Again, Facebook doesn’t see it that way.

“Protecting our community is more important than maximizing our profits,” Lena Pietsch told Gizmodo via email Sunday night. “To say we turn a blind eye to feedback ignores these investments, including the 40,000 people working on safety and security at Facebook and our investment of $13 billion since 2016.”

8) Haugen even has empathy for Zuck for some stupid reason

“I have a lot of empathy for Mark. And Mark has never set out to make a hateful platform. But he has allowed choices to be made where the side effects of those choices are that hateful, polarizing content gets more distribution and more reach,” Haugen told 60 Minutes.

But as Haugen herself said, it doesn’t really matter whether Zuckerberg set out to make a hateful platform. In reality, he set out to make a website for rating the hotness of women, but that’s really neither here nor there. What matters is how the platform is being used and abused today.

9) Haugen believes she’s covered by whistleblower laws, but we’ll see

When 60 Minutes talked with Haugen’s lawyer, John Tye, who works with whistleblowers, we heard about how the law protects people who talk with the SEC.

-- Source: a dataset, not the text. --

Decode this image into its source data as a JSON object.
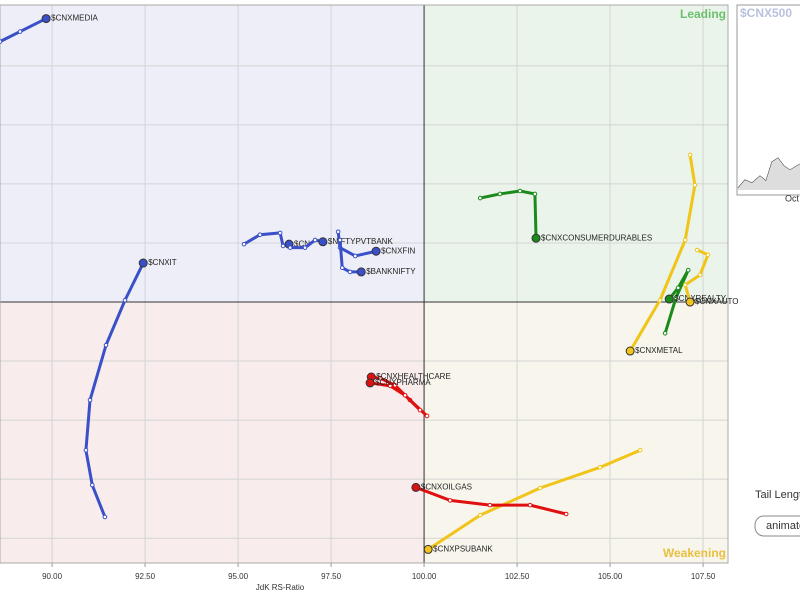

“The Dodd-Frank Act, passed over ten years ago at this point, created an Office of the Whistleblower inside the SEC. And one of the provisions of that law says that no company can prohibit its employees from communicating with the SEC and sharing internal corporate documents with the SEC,” Tye told 60 Minutes.

And while Dodd-Frank hypothetically protects employees talking with the SEC, it doesn’t necessarily protect people talking with journalists and taking thousands of pages of documents. But we’re going to find out pretty quickly just how much protection whistleblowers actually get in the U.S. Historically, let’s just say the answer has been “not much.”